Quando questionado sobre as preocupações sobre sua ferramenta de reconhecimento facial, a Thorn enviou uma declaração por meio de um porta-voz. “O Spotlight é uma ferramenta altamente direcionada que foi construída especificamente para identificar crianças vítimas de tráfico sexual e está disponível apenas para policiais que investigam o tráfico sexual de crianças.”

Nos EUA, a PimEyes pode enfrentar uma lei de 1998 que atribui à Comissão Federal de Comércio do país a proteção da privacidade online das crianças. Mas, até agora, os reguladores norte-americanos se concentraram em sites que armazenam imagens ou informações, disse Emma Llansó, diretora do Projeto de Expressão Livre do Centro para Democracia e Tecnologia. A PimEyes rastreia imagens hospedadas em outros sites. “A PimEyes está apenas raspando tudo o que pode colocar em suas mãos na web e não está fazendo promessas aos usuários sobre o que fará ou não com esses dados”, disse Llansó. “É uma espécie de área cinzenta.”

Gobronidze está bem ciente da distinção. “Não armazenamos nenhuma foto”, afirmou. “Não temos nenhuma.”

Isso não é totalmente verdadeiro. A política de privacidade da PimEyes sustenta que, para usuários não registrados – qualquer um que use o site sem uma conta paga –, imagens faciais e a “impressão digital” de um rosto são retidas por 48 horas e que os dados das fotos indexadas nos resultados são armazenados por dois anos.

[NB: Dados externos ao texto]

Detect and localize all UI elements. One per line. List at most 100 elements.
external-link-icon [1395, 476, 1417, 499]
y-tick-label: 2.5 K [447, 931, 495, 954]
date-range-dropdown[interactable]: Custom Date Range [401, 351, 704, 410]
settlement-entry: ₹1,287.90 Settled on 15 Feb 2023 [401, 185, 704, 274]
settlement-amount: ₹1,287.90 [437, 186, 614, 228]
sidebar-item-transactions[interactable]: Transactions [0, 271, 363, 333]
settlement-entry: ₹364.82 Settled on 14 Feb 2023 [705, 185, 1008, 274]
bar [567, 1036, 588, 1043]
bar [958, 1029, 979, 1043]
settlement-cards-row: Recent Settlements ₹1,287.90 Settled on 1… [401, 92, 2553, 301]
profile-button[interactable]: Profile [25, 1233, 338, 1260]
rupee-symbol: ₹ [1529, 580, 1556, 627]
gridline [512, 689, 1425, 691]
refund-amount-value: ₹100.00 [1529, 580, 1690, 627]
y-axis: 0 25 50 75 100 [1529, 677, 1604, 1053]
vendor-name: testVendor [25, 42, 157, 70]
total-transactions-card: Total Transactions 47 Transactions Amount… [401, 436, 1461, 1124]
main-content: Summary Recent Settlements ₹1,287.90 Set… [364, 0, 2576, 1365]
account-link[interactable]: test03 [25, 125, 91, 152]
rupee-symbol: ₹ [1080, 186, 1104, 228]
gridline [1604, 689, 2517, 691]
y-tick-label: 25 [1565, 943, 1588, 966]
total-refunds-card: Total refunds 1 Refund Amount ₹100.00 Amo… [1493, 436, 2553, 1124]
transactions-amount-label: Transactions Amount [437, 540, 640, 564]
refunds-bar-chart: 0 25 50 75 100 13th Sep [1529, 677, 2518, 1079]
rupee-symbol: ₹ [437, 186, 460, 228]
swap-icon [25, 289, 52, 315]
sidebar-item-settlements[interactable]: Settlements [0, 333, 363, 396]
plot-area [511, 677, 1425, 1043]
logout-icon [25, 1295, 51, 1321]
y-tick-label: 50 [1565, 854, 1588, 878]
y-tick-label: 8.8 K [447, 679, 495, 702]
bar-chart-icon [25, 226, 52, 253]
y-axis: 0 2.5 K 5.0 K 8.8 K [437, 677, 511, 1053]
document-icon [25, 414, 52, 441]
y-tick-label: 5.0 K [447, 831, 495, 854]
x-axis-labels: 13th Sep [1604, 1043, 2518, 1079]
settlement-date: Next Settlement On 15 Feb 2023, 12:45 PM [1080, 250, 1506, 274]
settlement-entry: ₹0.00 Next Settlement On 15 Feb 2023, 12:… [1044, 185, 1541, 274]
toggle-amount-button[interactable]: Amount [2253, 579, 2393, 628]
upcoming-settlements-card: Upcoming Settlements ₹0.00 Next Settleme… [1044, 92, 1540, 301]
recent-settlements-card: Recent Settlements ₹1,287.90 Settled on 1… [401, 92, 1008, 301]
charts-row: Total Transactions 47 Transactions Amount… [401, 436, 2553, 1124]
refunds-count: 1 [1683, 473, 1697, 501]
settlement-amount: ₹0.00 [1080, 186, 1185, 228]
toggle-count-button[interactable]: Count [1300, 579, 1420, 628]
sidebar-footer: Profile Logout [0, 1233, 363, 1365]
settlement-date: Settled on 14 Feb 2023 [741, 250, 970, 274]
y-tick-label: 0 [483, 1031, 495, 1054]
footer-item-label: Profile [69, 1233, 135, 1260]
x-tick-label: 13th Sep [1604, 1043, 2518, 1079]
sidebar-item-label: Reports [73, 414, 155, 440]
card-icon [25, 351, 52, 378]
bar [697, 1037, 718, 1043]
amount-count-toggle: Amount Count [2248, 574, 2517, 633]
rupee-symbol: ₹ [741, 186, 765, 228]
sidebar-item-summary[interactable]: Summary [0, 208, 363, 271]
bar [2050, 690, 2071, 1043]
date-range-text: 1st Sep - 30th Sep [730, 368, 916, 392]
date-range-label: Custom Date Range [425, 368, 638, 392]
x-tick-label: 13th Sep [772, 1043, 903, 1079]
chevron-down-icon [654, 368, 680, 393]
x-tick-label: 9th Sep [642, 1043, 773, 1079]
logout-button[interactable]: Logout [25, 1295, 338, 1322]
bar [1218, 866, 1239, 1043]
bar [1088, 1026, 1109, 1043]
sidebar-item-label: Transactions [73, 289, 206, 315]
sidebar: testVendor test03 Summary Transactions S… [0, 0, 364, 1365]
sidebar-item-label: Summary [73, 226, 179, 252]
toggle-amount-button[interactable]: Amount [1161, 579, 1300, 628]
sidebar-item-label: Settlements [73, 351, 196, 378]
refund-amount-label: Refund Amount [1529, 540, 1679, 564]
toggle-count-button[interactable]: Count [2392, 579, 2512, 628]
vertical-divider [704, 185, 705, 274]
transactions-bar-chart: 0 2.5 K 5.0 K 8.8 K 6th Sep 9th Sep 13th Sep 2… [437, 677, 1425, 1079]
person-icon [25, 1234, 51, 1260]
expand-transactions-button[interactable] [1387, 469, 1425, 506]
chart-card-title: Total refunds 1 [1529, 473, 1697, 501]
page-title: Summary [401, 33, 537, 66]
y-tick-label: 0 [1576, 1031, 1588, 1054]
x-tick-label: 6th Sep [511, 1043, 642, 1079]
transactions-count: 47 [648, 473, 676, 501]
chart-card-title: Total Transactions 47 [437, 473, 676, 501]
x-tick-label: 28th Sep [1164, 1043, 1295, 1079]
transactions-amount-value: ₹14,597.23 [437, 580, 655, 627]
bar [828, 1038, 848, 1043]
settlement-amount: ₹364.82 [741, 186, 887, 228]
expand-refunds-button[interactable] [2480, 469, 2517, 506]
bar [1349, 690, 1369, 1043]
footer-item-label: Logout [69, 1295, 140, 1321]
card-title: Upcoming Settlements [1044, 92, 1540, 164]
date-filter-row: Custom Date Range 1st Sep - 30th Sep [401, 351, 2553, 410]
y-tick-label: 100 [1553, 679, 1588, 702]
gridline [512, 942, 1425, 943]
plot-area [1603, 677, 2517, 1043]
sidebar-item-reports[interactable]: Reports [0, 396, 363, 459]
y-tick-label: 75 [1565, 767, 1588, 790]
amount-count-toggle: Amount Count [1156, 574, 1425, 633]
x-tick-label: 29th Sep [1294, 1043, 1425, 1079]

Um exemplo de pesquisa da PimEyes mostrou imagens em miniatura de rostos – obtidas em buscas que o site editou para desfocar seus fundos. Uma análise de tráfego revelou que essas fotos estão hospedadas em um subdomínio do site da PimEyes chamado “coletores”.

Por e-mail, Gobronidze se declarou “intrigado” em relação ao subdomínio e disse que não tinha ouvido ou lido nada a respeito anteriormente. Ele observou que havia encaminhado os resultados da análise do Intercept para as unidades de tecnologia e segurança de dados da PimEyes, acrescentando que não poderia “divulgar o ciclo tecnológico completo” por se tratar de tecnologia proprietária.

Scott, da EPIC, prefere não esperar pela análise de tribunais e reguladores sobre a questão do armazenamento. “O Congresso precisa agir para proteger não apenas nossos filhos, mas todos nós dos perigos da tecnologia de reconhecimento facial”, afirmou. “Serviços como esse deveriam ser proibidos. É assim que se deve regulamentá-los.”